Pour illustrer les impacts différentiés sur certaines catégories de travailleurs·euses plus vulnérables, prenons l’exemple de l’une des modifications réglementaires proposées qui permettra aux PRDQ (ce qui inclut les travailleur·euses étranger·es temporaires), comme les femmes, d’intégrer l’industrie de la construction sitôt que la disponibilité de main-d’œuvre enregistrée par la Commission de la construction du Québec sera de 30 % ou moins pour le métier visé, peu importe les qualifications détenues. Cette modification abat l’une des contraintes réglementaires les plus importantes qui freinait, jusque-là, le recours aux programmes d’immigration temporaire au Québec, en comparaison au reste du Canada.

Dans une industrie qui occupe le premier rang de tous les secteurs pour les maladies et les accidents, il est assez périlleux de créer une voie express pour recruter des travailleur·euses étranger·es temporaires sans requis de diplomation qui vont intégrer l’industrie en tant qu’apprentis, en plus d’alléger les règles de supervision. Si l’on ajoute à cela la barrière de la langue pour celles et ceux qui seront recruté·es dans les pays d’Amérique latine, par exemple, cela ne pourra que créer un vivier plus favorable aux accidents de travail qui portera atteinte à la sécurité des travailleur·euses temporaires sur les chantiers. 

Rappelons également à ce titre que le rapporteur spécial de l’ONU Tomoya Obakata a établi dans son rapport datant de septembre 2023, que les permis fermés créent une relation de dépendance entre les employeurs et les employé·es, et que souvent, « cela permet à l’employeur d’exercer un contrôle strict, ce qui augmente de façon importante le risque d’exploitation et d’abus ». Il est donc surprenant que le projet de réforme soit présenté comme un levier pour faciliter l’accès de ces travailleur·euses à l’industrie de la construction, alors que la nature même de leur statut crée un vivier favorable à ce que le rapporteur Obokata qualifie de « conditions d’esclavage moderne ».

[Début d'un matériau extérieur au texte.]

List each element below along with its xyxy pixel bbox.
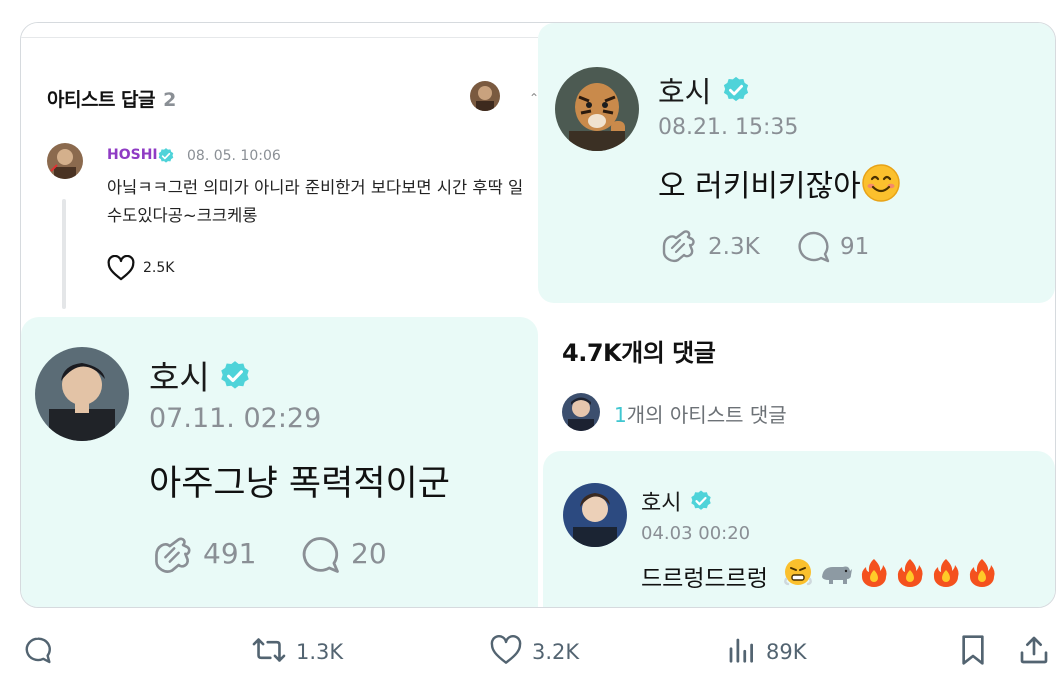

Préserver les droits des travailleur·euses étranger·es temporaires et leurs bonnes conditions de travail et de vie permet de préserver les acquis de tous les travailleur·euses du secteur

Enfin il faut souligner qu’à terme, cette politique risque de compromettre les acquis de l’ensemble des travailleurs et travailleuses québecois·es du secteur de la construction, puisqu’elle créera une sous-classe de travailleur·euses dont la vulnérabilité de statut et la grande dépendance vis-à-vis de leurs emplois donnera des leviers supplémentaires au patronat pour négocier à la baisse les conditions de travail de tous et toutes. 

Il nous semble donc primordial, afin de ne pas reproduire les mêmes erreurs des autres provinces qui ont fait appel aux travailleur·euses étranger·es temporaires dans ce secteur, d’éliminer leur principal facteur de vulnérabilité en leur offrant d’office la passerelle à la résidence permanente quand ces ils et elles souhaitent s’établir au Québec et au Canada, et d’offrir un permis de travail ouvert à ceux et celles qui ne sont pas dans la perspective d’une immigration permanente. Il importe également de garantir un accès aux cours de francisation accessibles pour les non-francophones.

Nous espérons que le gouvernement du Québec s’inspirera d’initiatives comme celle du projet pilote lancé en Ontario depuis 2019 pour inclure, sans restrictions, les personnes présentes sur le territoire sans statut travaillant déjà dans le secteur de la construction ou souhaitant l’intégrer, et leur offrir des passerelles à la régularisation et l’accès à des conditions de travail et de vie dignes et sécuritaires.